Taking care of paintbrushes, rollers, and pads will save you time, energy, and money. Don't throw your tools in a bucket or sink and expect them to clean themselves; they'll be ruined, and you'll end up throwing them away and buying new ones. Luckily, it's no pain to maintain. Clean your paintbrushes every two hours while working with water-based paint and at the end of your project. Read below for tips on maintaining the quality of your paintbrushes. You can use these same steps to clean paint rollers and pads as well. You’ll love our secret paint cleaning solution with fabric softener!
Rid your brush or pad of any excess paint by scraping it with the edge of a 5-in-1 tool or the teeth of a brush-cleaning tool. For extra small brushes, you can also use a fine-tooth hair comb. Scrape the side of the tool on the bucket or paint tray in-between passes to remove the collected paint.
It doesn’t take much to make your own paint remover solution. Mix up several gallons of this magic potion in a 5-gallon bucket: For every gallon of warm water, add 1/2 cup of fabric softener. The fabric softener is a surfactant—it actually makes the water wetter, so it can more easily dissolve paint. This DIY version will save you the money and trouble of heading to the store.
Contrary to popular belief, don’t clean the brush with dish soap; it will gum up the ferrule and bristles. And there's no need to rinse the tool in fresh water. The more often you clean it with the softener solution, the better it gets. Fabric softener coats the handle, ferrule, and bristles, allowing paint to flow effortlessly off the tool. You’ll see the life of your paintbrushes expand greatly with this trick!
Dip your brush into the mixture, swish briskly through the water, and count to 10. The paint will release from the bristles and settle to the bottom of the bucket. If your solution reaches the top of your bucket, be careful not to mix too forcefully and cause spills.
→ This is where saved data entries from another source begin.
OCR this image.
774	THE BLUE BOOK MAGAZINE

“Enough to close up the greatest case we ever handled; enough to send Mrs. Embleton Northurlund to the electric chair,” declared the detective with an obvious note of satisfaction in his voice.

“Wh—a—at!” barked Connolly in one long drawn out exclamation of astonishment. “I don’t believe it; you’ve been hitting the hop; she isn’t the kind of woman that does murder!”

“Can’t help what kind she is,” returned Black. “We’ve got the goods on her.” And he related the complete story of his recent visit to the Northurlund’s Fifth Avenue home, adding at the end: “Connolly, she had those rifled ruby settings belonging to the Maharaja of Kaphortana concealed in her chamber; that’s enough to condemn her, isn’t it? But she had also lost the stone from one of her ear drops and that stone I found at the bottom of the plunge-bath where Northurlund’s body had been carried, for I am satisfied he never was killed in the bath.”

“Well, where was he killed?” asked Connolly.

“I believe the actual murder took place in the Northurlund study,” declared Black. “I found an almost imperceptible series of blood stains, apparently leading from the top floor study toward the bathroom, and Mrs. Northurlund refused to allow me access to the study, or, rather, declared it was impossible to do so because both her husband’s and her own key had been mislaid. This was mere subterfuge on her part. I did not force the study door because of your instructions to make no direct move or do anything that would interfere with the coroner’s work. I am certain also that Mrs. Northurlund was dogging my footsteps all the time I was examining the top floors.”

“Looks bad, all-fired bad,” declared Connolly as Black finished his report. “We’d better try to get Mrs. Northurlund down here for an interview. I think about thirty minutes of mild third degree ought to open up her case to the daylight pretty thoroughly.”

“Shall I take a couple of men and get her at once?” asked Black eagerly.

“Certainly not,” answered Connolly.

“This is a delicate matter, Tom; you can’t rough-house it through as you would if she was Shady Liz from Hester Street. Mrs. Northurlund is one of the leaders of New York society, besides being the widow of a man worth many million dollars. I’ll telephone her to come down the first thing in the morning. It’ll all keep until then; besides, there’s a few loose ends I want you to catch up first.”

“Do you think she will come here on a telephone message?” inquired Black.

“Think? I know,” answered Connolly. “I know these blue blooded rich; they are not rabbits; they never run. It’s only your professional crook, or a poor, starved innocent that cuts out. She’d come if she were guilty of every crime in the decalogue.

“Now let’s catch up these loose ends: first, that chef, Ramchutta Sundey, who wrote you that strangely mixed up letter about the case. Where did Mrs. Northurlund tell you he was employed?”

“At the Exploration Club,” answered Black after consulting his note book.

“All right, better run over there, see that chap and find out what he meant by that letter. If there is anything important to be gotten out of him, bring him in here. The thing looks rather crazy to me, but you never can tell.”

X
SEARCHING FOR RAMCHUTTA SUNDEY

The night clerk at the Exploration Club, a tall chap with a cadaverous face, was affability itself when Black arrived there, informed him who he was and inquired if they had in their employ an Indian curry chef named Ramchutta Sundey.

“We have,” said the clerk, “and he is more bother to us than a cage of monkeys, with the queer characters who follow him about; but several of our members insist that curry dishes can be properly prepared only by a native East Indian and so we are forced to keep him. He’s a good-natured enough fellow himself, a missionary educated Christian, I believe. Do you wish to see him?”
Rollers take a little more time—about 30 seconds—and they might require to be dipped multiple times. They also may require more time to dry after cleaning.
To dry your paintbrush quickly, use a paintbrush spinner to fling water from the brush. We recommend doing this over a spare bucket that you don’t mind getting dirty. You can also spin the brush in a wet waste bucket. To make one, start with an empty 5-gallon plastic bucket with lid. Cut an 8-inch hole in the center of the lid. Place a plastic trash bag in the bucket and snap on the lid. The lid keeps the splatter inside the bucket; toss the bag when finished. Rub the tool dry with a small towel. Spinning the brush does not work with a roller, so let those air dry while sitting on an open surface.
The fabric softener trick unfortunately only works for water-based paint. Oil-based paint like stains or varnishes should be treated differently. The paint can should recommend what kind of solvent is best for the product; it will likely be a paint thinner or mineral spirits. Clean the brush as noted above, but while swapping the fabric softener solution for the oil-based solvent. Let dry and run the brush comb through the bristles one last time to make sure no paint chips remain.